In the last decade, the advances in Reproductive Technology have made it possible for cancer patients to have their sperm or eggs collected and cryopreserved (frozen) for post-recovery dispensation. For males, the collection and cryopreservation of sperm specimens is quite uncomplicated and efficient, while for females gaining access to eggs for cryopreservation is significantly more involved and costly. It requires the prior administration of fertility hormones for more than a week followed by a surgical procedure (egg retrieval), performed under local or general anesthesia.

The recent introduction of a procedure known as in vitro maturation (IVM), where the woman has her eggs harvested without having to undergo prior hormonal stimulation, would simplify the procedure of egg collection for cryopreservation. It would shorten the delay in starting cancer therapy and would reduce the cost associated with egg banking. The bad news is that as yet, the efficacy of the IVM process in securing viable eggs for banking is by no means established.

Another troublesome problem is the fact that conventional egg banking has until recently been much of a hit-and-miss proposition. The baby rate per frozen egg has hovered around 3-4%….hardly sufficient to give a woman confidence that that her banked eggs will ultimately produce a baby for her. This low yield per frozen egg is the reason that most egg banks advise women to freeze a large numbers of eggs (15-20) in advance of undergoing cancer therapy in order to provide reasonable level of confidence that banked eggs will ultimately produce a baby. Sadly, ignorance of this reality has led many women to freeze eggs with only a false sense of expectation that by doing so, they will ultimately be able to be mothers.

A recent major advance promises to change all this. It involves a genetic test [comparative genomic hybridization (CGH)] that selectively identifies those eggs that are most likely to make a baby. In fact, a CGH selected frozen egg yields a baby rate of 27%, which is eight-fold higher than previously attainable. As such, the selective banking of 4-6 such “competent” eggs should provide a far greater level of confidence and offer particular promise for young female cancer victims scheduled to undergo chemotherapy/radiotherapy.

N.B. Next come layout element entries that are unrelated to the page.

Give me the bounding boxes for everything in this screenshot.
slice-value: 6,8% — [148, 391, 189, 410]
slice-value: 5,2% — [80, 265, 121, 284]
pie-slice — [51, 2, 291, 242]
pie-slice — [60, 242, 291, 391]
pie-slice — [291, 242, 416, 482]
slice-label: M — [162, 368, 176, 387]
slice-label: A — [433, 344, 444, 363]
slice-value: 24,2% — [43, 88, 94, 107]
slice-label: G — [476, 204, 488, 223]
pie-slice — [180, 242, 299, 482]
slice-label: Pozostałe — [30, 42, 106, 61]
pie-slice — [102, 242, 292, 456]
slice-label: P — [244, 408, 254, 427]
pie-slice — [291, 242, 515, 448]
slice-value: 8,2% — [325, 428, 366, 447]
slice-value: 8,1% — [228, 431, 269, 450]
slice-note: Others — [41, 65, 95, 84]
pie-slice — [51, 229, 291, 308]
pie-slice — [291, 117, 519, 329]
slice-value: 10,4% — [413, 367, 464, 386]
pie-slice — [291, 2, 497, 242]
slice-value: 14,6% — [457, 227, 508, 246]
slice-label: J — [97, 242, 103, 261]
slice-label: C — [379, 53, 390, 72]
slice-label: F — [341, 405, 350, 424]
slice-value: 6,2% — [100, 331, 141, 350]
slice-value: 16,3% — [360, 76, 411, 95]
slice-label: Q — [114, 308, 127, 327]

Another obstacle to fertility preservation via egg freezing is that cancer patients rarely have the luxury of time to undergo these procedures. Additionally, some patients (e.g. young women with estrogen-receptor-positive breast cancer), the use of fertility hormones might be contraindicated for medical reasons, due to the potential for increasing the rate of cancer cell growth. This is perhaps where IVM, once the technology matures, could provide a significant advantage.

Then there is the issue of financial cost of fertility preservation. Insurance companies and government payers rarely cover the costs. While the freezing and storage of eggs is not that much more expensive than the analogous service for sperm, the costs associated with the ovarian stimulation, egg retrieval, and anesthesia can be considerable – and in the current economic environment must be totally borne by the patient and/or her family.

The bottom line is that technology is indeed available to help cancer patients preserve the option of having biological children. Since we now have the know-how to preserve human gametes (eggs and sperm), the preservation of fertility for cancer patients should become a standard service available to all those in need of it, rather than a “luxury” reserved only for those who can afford it. Unfortunately, major challenges remain that prevent this from becoming a reality.